Ed è forse per la valenza universale di questo messaggio che il web si infiamma. Gli utenti lo leggono, lo ascoltano, si commuovono, tentano di capire fino in fondo il dolore. Anche Jacopo Fo, a chiusura dell’orazione funebre per suo padre in piazza Duomo a Milano, con la voce incrinata ricorda Papo e lo immagina ora a spasso per mano con Dario e Franca.

Di giorno in giorno, di ora in ora, il numero di follower aumenta e Andrea diventa la voce di suo figlio Jacopo, voce che racconta, ricorda, si arrabbia, senza il filtro del perbenismo e delle parole di circostanza. Con il graffio della verità e l’attrito dei sentimenti veri e senza mediazione.
Gli utenti iniziano a chiedere la pubblicazione di un libro che contenga la storia di Papo, Il Bambino, Il Supereroe. Andrea già nel 2010, quando Papo aveva 3 anni, aveva raccolto le sue esilaranti battute in un volumetto autoprodotto, il “Libro delle Massime di Papo”. Il popolo del web chiede anche la ristampa di quello.

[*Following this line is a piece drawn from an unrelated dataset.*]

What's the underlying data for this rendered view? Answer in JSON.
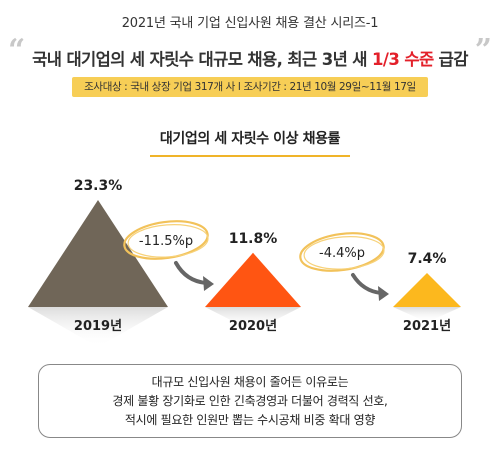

In poche ore tante tantissime foto intasano la pagina Facebook di Andrea, un unico messaggio:
“Cara Feltrinelli, vogliamo trovare il libro negli scaffali delle librerie!”.

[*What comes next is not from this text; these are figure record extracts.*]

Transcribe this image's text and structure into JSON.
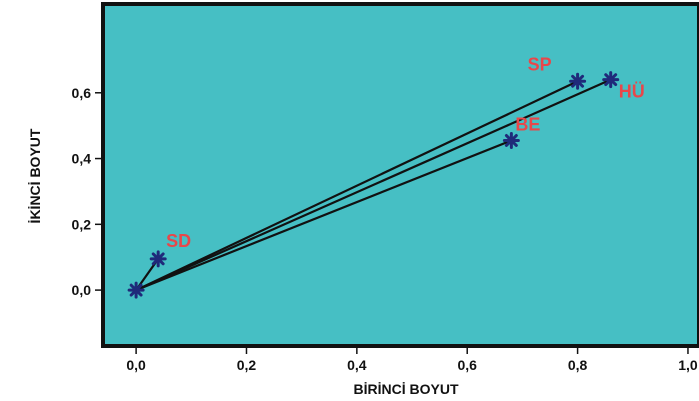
{
  "chart_data": {
    "type": "scatter",
    "title": "",
    "xlabel": "BİRİNCİ BOYUT",
    "ylabel": "İKİNCİ BOYUT",
    "xlim": [
      -0.06,
      1.02
    ],
    "ylim": [
      -0.17,
      0.87
    ],
    "x_ticks": [
      {
        "value": 0.0,
        "label": "0,0"
      },
      {
        "value": 0.2,
        "label": "0,2"
      },
      {
        "value": 0.4,
        "label": "0,4"
      },
      {
        "value": 0.6,
        "label": "0,6"
      },
      {
        "value": 0.8,
        "label": "0,8"
      },
      {
        "value": 1.0,
        "label": "1,0"
      }
    ],
    "y_ticks": [
      {
        "value": 0.0,
        "label": "0,0"
      },
      {
        "value": 0.2,
        "label": "0,2"
      },
      {
        "value": 0.4,
        "label": "0,4"
      },
      {
        "value": 0.6,
        "label": "0,6"
      }
    ],
    "origin": {
      "x": 0.0,
      "y": 0.0
    },
    "points": [
      {
        "label": "SD",
        "x": 0.04,
        "y": 0.095
      },
      {
        "label": "SP",
        "x": 0.8,
        "y": 0.635
      },
      {
        "label": "HÜ",
        "x": 0.86,
        "y": 0.64
      },
      {
        "label": "BE",
        "x": 0.68,
        "y": 0.455
      }
    ],
    "grid": false,
    "legend": "none",
    "colors": {
      "plot_background": "#46BFC4",
      "vector_line": "#111111",
      "marker": "#1F2A7A",
      "point_label": "#E8474A"
    }
  }
}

La pagina Facebook di Papo Superhero ha raggiunto i 1.000 like in 48 ore: https://www.facebook.com/paposuperhero/

Ogni giorno vengono raggiunte più di 65.000  persone

I video giornalieri contano 23.000 visualizzazioni

Il blog, on-line dalla sera del 29 novembre, conta più di 8.000 visualizzazioni con sessioni medie di visita di oltre 4 minuti: http://www.paposuperhero.com/

Le visite al blog giungono da Italia, Stati Uniti, Russia, Spagna, Svizzera, Regno Unito, Francia, Canada, Germania, Australia.

In meno di due settimane, l'operazione #LoveBombing ha raccolto già 1000 foto. Ma l’onda che unisce, come dice Andrea, il “di qua” e “di là” dall’Infinito, continua di ora in ora a ingrossarsi.